Strategic mergers and acquisitions have emerged as a way to tackle obstacles worldwide businesses encounter in Arab Gulf countries and emerging markets. Companies planning to enter and grow their presence within the GCC countries face various difficulties, such as for instance cultural distinctions, unknown regulatory frameworks, and market competition. Nevertheless, when they buy regional companies or merge with local enterprises, they gain instant usage of regional knowledge and study their regional partners. One of the most prominent cases of successful acquisitions in GCC markets is when a giant international e-commerce corporation bought a regionally leading e-commerce platform, that the giant e-commerce firm recognised as a strong contender. Nevertheless, the purchase not only eliminated regional competition but also provided valuable local insights, a client base, as well as an already established convenient infrastructure. Furthermore, another notable instance is the purchase of an Arab super application, specifically a ridesharing business, by the international ride-hailing services provider. The multinational corporation obtained a well-established brand name by having a large user base and considerable understanding of the area transportation market and consumer preferences through the purchase.

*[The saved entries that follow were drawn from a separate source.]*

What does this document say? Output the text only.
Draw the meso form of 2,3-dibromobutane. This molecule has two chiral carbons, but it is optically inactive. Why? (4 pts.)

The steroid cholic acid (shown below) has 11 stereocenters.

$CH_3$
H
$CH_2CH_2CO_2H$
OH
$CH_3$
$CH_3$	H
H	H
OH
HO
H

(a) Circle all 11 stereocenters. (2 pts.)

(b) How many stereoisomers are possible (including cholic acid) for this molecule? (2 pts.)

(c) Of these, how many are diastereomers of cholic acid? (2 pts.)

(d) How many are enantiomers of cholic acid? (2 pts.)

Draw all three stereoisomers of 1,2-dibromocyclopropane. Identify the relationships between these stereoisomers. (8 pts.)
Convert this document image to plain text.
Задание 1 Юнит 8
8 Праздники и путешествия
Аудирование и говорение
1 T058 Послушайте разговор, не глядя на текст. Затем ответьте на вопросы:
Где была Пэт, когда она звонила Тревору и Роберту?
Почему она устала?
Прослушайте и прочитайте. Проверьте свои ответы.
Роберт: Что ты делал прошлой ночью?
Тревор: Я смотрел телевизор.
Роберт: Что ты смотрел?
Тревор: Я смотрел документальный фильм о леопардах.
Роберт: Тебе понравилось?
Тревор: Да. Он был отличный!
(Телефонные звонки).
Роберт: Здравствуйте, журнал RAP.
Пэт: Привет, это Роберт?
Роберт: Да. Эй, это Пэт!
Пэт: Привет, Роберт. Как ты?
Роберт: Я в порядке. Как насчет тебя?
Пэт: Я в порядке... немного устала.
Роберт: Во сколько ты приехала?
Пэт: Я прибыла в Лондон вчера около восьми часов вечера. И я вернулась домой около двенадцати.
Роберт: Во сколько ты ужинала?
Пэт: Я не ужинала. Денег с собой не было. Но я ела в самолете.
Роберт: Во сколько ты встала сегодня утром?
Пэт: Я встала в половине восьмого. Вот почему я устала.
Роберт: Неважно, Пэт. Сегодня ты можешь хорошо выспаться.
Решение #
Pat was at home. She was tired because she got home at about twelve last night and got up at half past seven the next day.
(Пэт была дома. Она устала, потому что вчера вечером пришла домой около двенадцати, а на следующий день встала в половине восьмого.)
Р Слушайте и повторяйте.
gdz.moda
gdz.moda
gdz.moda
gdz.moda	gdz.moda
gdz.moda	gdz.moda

GCC governments actively encourage mergers and acquisitions through incentives such as for example tax breaks and regulatory approval as a method to consolidate companies and build up local businesses to be effective at competing at an a global level, as would Amin Nasser likely tell you. The necessity for economic diversification and market expansion drives a lot of the M&A activities in the GCC. GCC countries are working seriously to invite FDI by developing a favourable environment and increasing the ease of doing business for international investors. This strategy is not merely directed to attract international investors because they will contribute to economic growth but, more most importantly, to enable M&A transactions, which in turn will play a substantial role in enabling GCC-based companies to achieve access to international markets and transfer technology and expertise.